I couldn't tell if his flirting was real interest or just how he talked to every woman. I watched as he set up the balls in the triangle. He hit the white ball with his stick, sending the balls in all directions of the green felt table.
"Now," he came up behind me resting his pool stick against the table. "You want one hand here," he placed his hand over mine, putting it low on the pool stick. "And your other hand goes up here," he guided my hand. "Then you want to bend over the table," his body pressed against mine lowering me on to the table.
I bit my lip at his choice of words.
"Then you want to push it with this hand," he tapped my back hand. "And control it with this one," he squeezed my other hand.
"Shoot," he told me. He sat up slightly but stayed close behind me.
I went for it, and completely failed. I hit the side of the ball and it went in a totally different direction.
"I suck," I turned around, and gasped at how close he was to me.
His face was serious as he looked down at me. I looked up at him, swallowing hard. I didn't want to move, even though I should. I should walk out and leave right now. That would be the smart thing to do. That'd be the right thing to do.
"You feel it too," he cupped my face. "Don't you?"
"I shouldn't," I swallowed hard.
"Yeah," he agreed, but leaned in closer. "I was never very good at doing the right thing."
"I am," my eyes flickered down to his lips. "At least I was."
He didn't need any more confirmation than that. He closed the gap and pressed his lips to mine. He tasted like whiskey and mint. The stubble on his face was grazing against my skin which was tingly and on fire from this toe-curling kiss. All I could think about was his body pressed against mine. I wanted more. I ached for him in ways that I shouldn't.
His tongue slid over my lips, asking for permission. I opened gladly, wanting more of him. My fingers found his chest, gripping his shirt. He tugged on my lip with his teeth, and I shivered. I was already imagining the things he would do to me, and my body hummed with anticipation.

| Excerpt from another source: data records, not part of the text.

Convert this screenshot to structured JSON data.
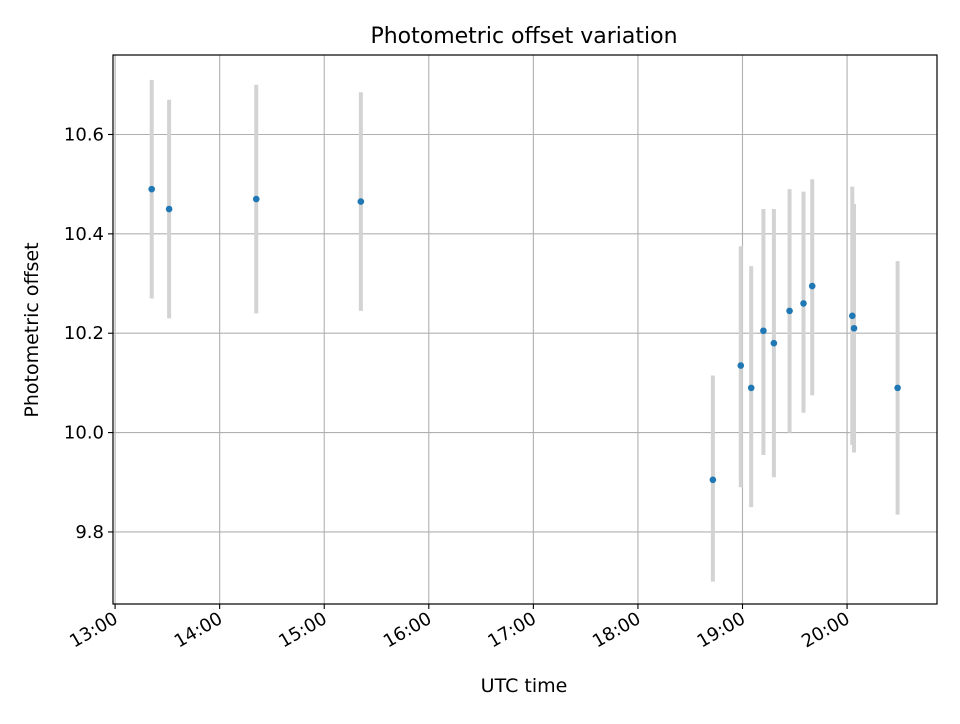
{
  "chart_data": {
    "type": "scatter",
    "title": "Photometric offset variation",
    "xlabel": "UTC time",
    "ylabel": "Photometric offset",
    "xlim_hours": [
      12.98,
      20.86
    ],
    "ylim": [
      9.655,
      10.76
    ],
    "xticks": [
      {
        "hour": 13,
        "label": "13:00"
      },
      {
        "hour": 14,
        "label": "14:00"
      },
      {
        "hour": 15,
        "label": "15:00"
      },
      {
        "hour": 16,
        "label": "16:00"
      },
      {
        "hour": 17,
        "label": "17:00"
      },
      {
        "hour": 18,
        "label": "18:00"
      },
      {
        "hour": 19,
        "label": "19:00"
      },
      {
        "hour": 20,
        "label": "20:00"
      }
    ],
    "yticks": [
      {
        "value": 9.8,
        "label": "9.8"
      },
      {
        "value": 10.0,
        "label": "10.0"
      },
      {
        "value": 10.2,
        "label": "10.2"
      },
      {
        "value": 10.4,
        "label": "10.4"
      },
      {
        "value": 10.6,
        "label": "10.6"
      }
    ],
    "grid": true,
    "legend": "none",
    "colors": {
      "points": "#1f77b4",
      "error_bars": "#d3d3d3",
      "grid": "#b0b0b0"
    },
    "points": [
      {
        "time": "13:21",
        "y": 10.49,
        "ylow": 10.27,
        "yhigh": 10.71
      },
      {
        "time": "13:31",
        "y": 10.45,
        "ylow": 10.23,
        "yhigh": 10.67
      },
      {
        "time": "14:21",
        "y": 10.47,
        "ylow": 10.24,
        "yhigh": 10.7
      },
      {
        "time": "15:21",
        "y": 10.465,
        "ylow": 10.245,
        "yhigh": 10.685
      },
      {
        "time": "18:43",
        "y": 9.905,
        "ylow": 9.7,
        "yhigh": 10.115
      },
      {
        "time": "18:59",
        "y": 10.135,
        "ylow": 9.89,
        "yhigh": 10.375
      },
      {
        "time": "19:05",
        "y": 10.09,
        "ylow": 9.85,
        "yhigh": 10.335
      },
      {
        "time": "19:12",
        "y": 10.205,
        "ylow": 9.955,
        "yhigh": 10.45
      },
      {
        "time": "19:18",
        "y": 10.18,
        "ylow": 9.91,
        "yhigh": 10.45
      },
      {
        "time": "19:27",
        "y": 10.245,
        "ylow": 10.0,
        "yhigh": 10.49
      },
      {
        "time": "19:35",
        "y": 10.26,
        "ylow": 10.04,
        "yhigh": 10.485
      },
      {
        "time": "19:40",
        "y": 10.295,
        "ylow": 10.075,
        "yhigh": 10.51
      },
      {
        "time": "20:03",
        "y": 10.235,
        "ylow": 9.975,
        "yhigh": 10.495
      },
      {
        "time": "20:04",
        "y": 10.21,
        "ylow": 9.96,
        "yhigh": 10.46
      },
      {
        "time": "20:29",
        "y": 10.09,
        "ylow": 9.835,
        "yhigh": 10.345
      }
    ]
  }
}
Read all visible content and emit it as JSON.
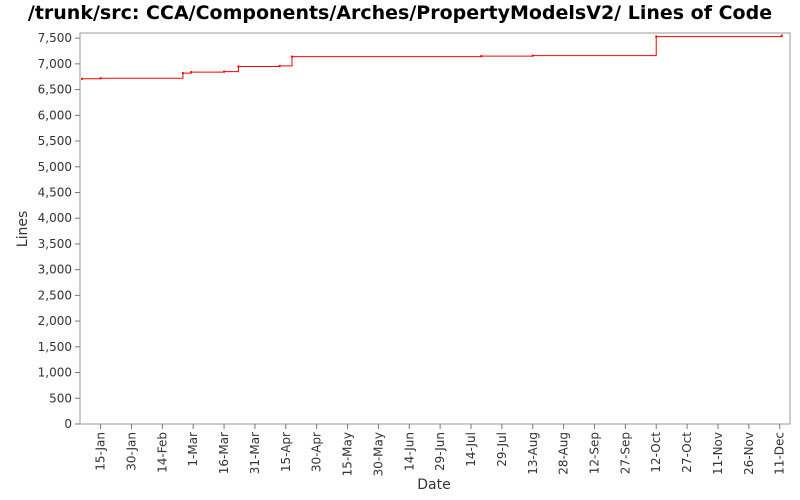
{
  "chart_data": {
    "type": "line",
    "title": "/trunk/src: CCA/Components/Arches/PropertyModelsV2/ Lines of Code",
    "xlabel": "Date",
    "ylabel": "Lines",
    "ylim": [
      0,
      7600
    ],
    "y_ticks": [
      0,
      500,
      1000,
      1500,
      2000,
      2500,
      3000,
      3500,
      4000,
      4500,
      5000,
      5500,
      6000,
      6500,
      7000,
      7500
    ],
    "y_tick_labels": [
      "0",
      "500",
      "1,000",
      "1,500",
      "2,000",
      "2,500",
      "3,000",
      "3,500",
      "4,000",
      "4,500",
      "5,000",
      "5,500",
      "6,000",
      "6,500",
      "7,000",
      "7,500"
    ],
    "x_tick_labels": [
      "15-Jan",
      "30-Jan",
      "14-Feb",
      "1-Mar",
      "16-Mar",
      "31-Mar",
      "15-Apr",
      "30-Apr",
      "15-May",
      "30-May",
      "14-Jun",
      "29-Jun",
      "14-Jul",
      "29-Jul",
      "13-Aug",
      "28-Aug",
      "12-Sep",
      "27-Sep",
      "12-Oct",
      "27-Oct",
      "11-Nov",
      "26-Nov",
      "11-Dec"
    ],
    "x_tick_days": [
      15,
      30,
      45,
      60,
      75,
      90,
      105,
      120,
      135,
      150,
      165,
      180,
      195,
      210,
      225,
      240,
      255,
      270,
      285,
      300,
      315,
      330,
      345
    ],
    "xlim_days": [
      5,
      350
    ],
    "series": [
      {
        "color": "#ff0000",
        "step": true,
        "x_days": [
          6,
          15,
          55,
          59,
          75,
          82,
          102,
          108,
          200,
          225,
          285,
          346
        ],
        "values": [
          6710,
          6720,
          6820,
          6840,
          6850,
          6950,
          6960,
          7140,
          7150,
          7160,
          7530,
          7550
        ]
      }
    ],
    "grid": false,
    "legend": "none"
  }
}
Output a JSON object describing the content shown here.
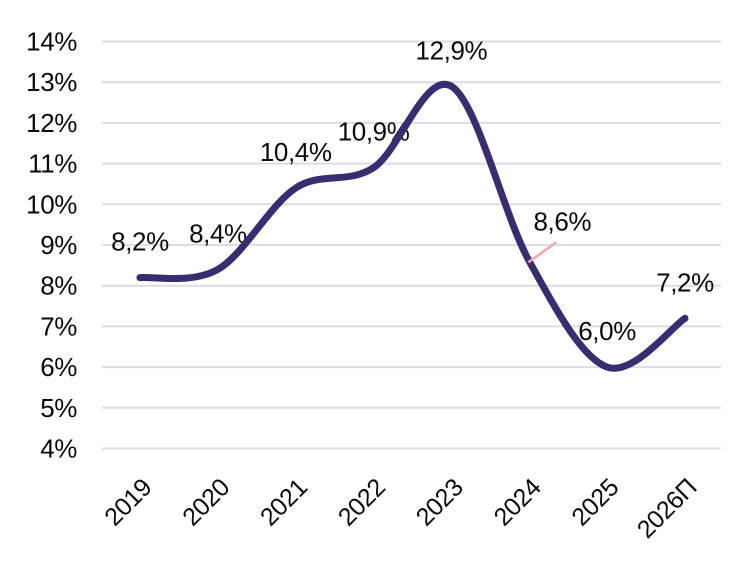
{
  "chart_data": {
    "type": "line",
    "title": "",
    "xlabel": "",
    "ylabel": "",
    "categories": [
      "2019",
      "2020",
      "2021",
      "2022",
      "2023",
      "2024",
      "2025",
      "2026П"
    ],
    "values": [
      8.2,
      8.4,
      10.4,
      10.9,
      12.9,
      8.6,
      6.0,
      7.2
    ],
    "point_labels": [
      "8,2%",
      "8,4%",
      "10,4%",
      "10,9%",
      "12,9%",
      "8,6%",
      "6,0%",
      "7,2%"
    ],
    "y_tick_labels": [
      "14%",
      "13%",
      "12%",
      "11%",
      "10%",
      "9%",
      "8%",
      "7%",
      "6%",
      "5%",
      "4%"
    ],
    "y_tick_values": [
      14,
      13,
      12,
      11,
      10,
      9,
      8,
      7,
      6,
      5,
      4
    ],
    "ylim": [
      4,
      14
    ],
    "grid": "horizontal",
    "legend": "none",
    "x_tick_rotation_deg": -45,
    "callout": {
      "point_index": 5,
      "label": "8,6%"
    },
    "colors": {
      "line": "#3b2b70",
      "grid": "#dcdbe6",
      "text": "#0a0a0a",
      "callout_leader": "#f4a5b0",
      "background": "#ffffff"
    }
  }
}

"My place?" he mumbled against my lips.
His words had my heart stop. This isn't right. I shouldn't be doing this. This is my husband's brother!
"This is bad," I pulled my lips away, but our hands remained suctioned to each other's bodies.

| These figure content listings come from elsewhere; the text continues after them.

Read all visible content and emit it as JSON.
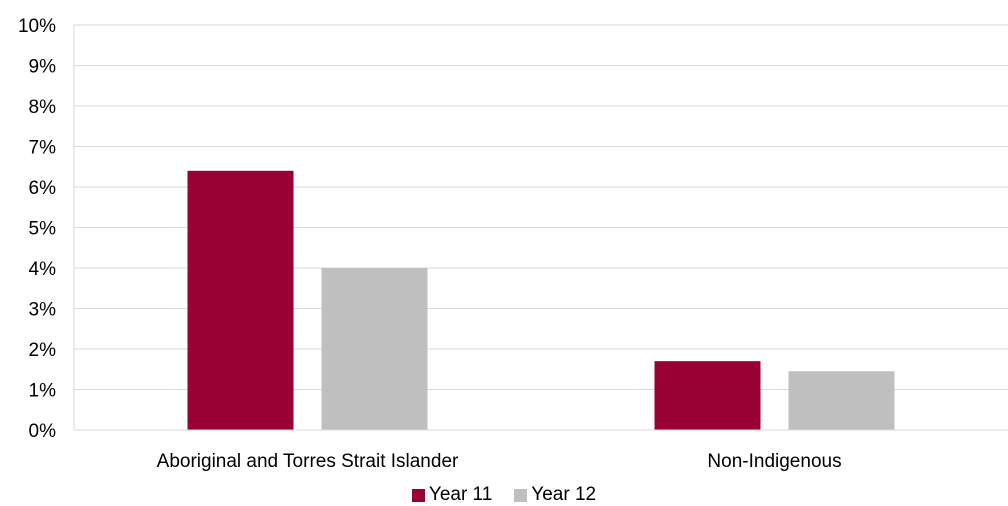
{
  "chart_data": {
    "type": "bar",
    "categories": [
      "Aboriginal and Torres Strait Islander",
      "Non-Indigenous"
    ],
    "series": [
      {
        "name": "Year 11",
        "values": [
          6.4,
          1.7
        ],
        "color": "#990033"
      },
      {
        "name": "Year 12",
        "values": [
          4.0,
          1.45
        ],
        "color": "#BFBFBF"
      }
    ],
    "yticks": [
      "0%",
      "1%",
      "2%",
      "3%",
      "4%",
      "5%",
      "6%",
      "7%",
      "8%",
      "9%",
      "10%"
    ],
    "ylim": [
      0,
      10
    ],
    "grid": true,
    "legend": "bottom-center"
  }
}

"You're probably right," he breathed.
He pulled away reluctantly. And I felt so cold from the loss. I tucked the hair behind my ear and looked down at the floor. "I'm going to head home," I barely whispered.
"Yeah…" he said dazed. "I should too."
"I'll… see you around." I felt so torn. I wanted to rip the clothes from his glorious body. But I also knew I would regret it in the morning. It was so hard to listen to my head, and not give into the cravings that my body so badly desired.